Plastic bags for packaging


What you will do:

  1. Identify a sloping, shaded site for composting.  Create a ditch around the site to avoid waterlogged condition.
  2. Set up the organic materials in layers.  Pile the plant residue (such as rice straw or sawdust) and animal (chicken or goat) manure at a ratio of 3:1.  Spread the CFA on the pile.  Repeat the layers until the pile reaches a height of 1` meter.  Install the bamboo breather at the center of the pile.
  3. Water the pile to enhance the growth of Trichoderma and lower the temperature during decomposition.  Cover the pile with sack (or plastic).
  4. After two weeks, turn the pile to even up the decomposition.  The materials on top should be place at the bottom and vice versa.  Successive turning is done every week afterwards.

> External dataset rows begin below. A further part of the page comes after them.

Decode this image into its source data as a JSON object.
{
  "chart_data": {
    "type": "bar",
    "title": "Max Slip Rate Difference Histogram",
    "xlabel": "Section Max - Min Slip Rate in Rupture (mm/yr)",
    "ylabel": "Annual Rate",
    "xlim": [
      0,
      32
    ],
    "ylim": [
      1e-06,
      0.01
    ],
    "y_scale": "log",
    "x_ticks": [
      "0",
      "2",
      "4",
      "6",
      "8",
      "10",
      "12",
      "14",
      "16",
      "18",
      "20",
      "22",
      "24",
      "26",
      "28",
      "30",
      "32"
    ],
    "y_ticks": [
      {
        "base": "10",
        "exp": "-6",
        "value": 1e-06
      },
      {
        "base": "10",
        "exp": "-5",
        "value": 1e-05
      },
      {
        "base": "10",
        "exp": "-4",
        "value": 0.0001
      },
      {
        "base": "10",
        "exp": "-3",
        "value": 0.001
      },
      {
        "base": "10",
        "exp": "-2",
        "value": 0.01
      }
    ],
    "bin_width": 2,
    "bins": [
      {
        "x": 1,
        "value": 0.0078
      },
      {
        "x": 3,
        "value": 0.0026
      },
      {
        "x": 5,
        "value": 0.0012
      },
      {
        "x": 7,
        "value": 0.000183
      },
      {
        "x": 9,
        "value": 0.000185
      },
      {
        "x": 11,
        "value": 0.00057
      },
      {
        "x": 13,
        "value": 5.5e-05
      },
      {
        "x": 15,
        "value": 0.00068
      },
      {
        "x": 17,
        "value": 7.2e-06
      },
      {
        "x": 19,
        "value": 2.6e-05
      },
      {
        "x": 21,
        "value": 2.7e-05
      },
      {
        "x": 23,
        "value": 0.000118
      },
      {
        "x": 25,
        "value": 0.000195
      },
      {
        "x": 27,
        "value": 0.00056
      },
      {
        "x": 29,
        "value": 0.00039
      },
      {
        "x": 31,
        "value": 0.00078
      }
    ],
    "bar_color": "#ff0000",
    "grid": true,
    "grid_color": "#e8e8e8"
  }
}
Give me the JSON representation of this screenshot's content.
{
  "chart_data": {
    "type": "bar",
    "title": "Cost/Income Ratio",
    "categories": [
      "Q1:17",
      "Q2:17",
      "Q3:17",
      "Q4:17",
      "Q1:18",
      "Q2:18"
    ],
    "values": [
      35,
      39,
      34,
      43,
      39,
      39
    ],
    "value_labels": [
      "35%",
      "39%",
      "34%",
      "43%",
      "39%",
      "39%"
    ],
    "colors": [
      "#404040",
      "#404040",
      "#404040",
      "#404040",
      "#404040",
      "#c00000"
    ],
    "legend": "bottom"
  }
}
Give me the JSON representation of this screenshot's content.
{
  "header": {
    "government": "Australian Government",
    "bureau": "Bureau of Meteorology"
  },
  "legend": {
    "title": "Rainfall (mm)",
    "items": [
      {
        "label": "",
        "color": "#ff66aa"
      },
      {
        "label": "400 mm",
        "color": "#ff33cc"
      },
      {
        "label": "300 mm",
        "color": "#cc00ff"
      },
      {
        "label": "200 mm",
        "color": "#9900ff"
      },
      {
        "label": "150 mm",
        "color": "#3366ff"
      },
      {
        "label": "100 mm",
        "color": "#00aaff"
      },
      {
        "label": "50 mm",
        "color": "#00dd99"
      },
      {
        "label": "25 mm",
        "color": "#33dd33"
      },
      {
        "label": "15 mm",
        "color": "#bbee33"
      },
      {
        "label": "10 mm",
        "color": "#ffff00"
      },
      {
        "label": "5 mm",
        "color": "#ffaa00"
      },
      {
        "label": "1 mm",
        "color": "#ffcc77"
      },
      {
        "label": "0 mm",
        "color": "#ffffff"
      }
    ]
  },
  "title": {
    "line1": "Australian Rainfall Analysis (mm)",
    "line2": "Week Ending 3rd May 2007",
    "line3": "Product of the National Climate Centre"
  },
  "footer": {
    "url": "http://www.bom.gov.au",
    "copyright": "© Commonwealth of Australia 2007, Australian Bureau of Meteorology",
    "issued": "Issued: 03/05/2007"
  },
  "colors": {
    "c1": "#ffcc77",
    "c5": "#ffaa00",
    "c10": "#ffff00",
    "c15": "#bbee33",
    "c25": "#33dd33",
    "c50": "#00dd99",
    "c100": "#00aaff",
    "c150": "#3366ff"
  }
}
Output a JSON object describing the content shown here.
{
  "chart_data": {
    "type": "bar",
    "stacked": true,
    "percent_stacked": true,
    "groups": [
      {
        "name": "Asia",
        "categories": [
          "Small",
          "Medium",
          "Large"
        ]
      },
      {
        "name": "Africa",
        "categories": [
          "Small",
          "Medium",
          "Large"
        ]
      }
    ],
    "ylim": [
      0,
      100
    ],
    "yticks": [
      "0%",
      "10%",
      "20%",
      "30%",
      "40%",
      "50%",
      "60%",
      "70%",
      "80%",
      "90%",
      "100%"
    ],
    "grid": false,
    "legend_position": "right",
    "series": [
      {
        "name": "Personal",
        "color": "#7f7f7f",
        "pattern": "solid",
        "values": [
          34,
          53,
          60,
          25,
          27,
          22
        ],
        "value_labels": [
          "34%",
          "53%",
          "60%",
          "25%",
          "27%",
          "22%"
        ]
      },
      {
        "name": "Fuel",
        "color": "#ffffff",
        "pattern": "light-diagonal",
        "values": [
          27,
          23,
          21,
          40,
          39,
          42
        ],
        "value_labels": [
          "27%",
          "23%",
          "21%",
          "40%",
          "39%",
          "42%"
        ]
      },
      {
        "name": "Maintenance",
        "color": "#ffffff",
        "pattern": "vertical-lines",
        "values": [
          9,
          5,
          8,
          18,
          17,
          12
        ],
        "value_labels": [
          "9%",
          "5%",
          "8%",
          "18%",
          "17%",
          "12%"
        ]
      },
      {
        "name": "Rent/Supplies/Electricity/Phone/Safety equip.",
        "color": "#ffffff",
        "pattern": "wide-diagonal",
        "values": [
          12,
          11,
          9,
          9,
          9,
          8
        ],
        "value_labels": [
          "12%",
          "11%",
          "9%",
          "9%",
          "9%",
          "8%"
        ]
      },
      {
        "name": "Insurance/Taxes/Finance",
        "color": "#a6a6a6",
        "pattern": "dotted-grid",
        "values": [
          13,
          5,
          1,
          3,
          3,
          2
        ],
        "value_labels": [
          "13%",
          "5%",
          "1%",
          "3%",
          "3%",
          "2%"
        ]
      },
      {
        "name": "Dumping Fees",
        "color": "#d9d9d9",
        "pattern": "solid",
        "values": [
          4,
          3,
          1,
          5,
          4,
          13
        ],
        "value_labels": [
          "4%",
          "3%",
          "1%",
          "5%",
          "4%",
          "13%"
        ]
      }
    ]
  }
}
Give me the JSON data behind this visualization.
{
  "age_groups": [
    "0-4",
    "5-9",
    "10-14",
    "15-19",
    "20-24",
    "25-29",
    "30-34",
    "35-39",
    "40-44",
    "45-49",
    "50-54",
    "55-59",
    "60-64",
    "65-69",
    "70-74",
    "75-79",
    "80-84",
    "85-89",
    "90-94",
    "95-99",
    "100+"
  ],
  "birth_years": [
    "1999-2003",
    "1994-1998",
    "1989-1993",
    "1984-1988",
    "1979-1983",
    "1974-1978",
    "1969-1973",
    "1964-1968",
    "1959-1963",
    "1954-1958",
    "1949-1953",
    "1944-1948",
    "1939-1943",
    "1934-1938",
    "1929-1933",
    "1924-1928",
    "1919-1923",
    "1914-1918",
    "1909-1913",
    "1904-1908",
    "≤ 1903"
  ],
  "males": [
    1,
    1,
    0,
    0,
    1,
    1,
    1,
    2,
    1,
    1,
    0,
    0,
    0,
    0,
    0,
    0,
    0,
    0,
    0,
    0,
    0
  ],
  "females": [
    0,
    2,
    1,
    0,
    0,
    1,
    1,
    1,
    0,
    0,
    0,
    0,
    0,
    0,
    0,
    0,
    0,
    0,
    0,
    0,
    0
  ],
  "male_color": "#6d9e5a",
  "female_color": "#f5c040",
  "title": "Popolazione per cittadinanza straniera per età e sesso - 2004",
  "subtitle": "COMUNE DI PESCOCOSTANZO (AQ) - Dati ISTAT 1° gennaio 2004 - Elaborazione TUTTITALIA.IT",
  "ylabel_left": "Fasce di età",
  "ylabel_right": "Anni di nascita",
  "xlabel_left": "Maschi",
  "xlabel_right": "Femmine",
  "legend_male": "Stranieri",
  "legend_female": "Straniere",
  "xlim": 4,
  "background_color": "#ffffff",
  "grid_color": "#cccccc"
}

  5. After two to three months, whe the pile has finally become black or brown in color and the original materials are no longer recognizable, the compost is ready for harvesting.
  6. Sun-dry the compost for two days to kill the pathogenic microorganisms and to lower the moisture content.  After drying, pass the compost through the sieve to remove extraneous materials.
  7. Pack the compost in plastic bags.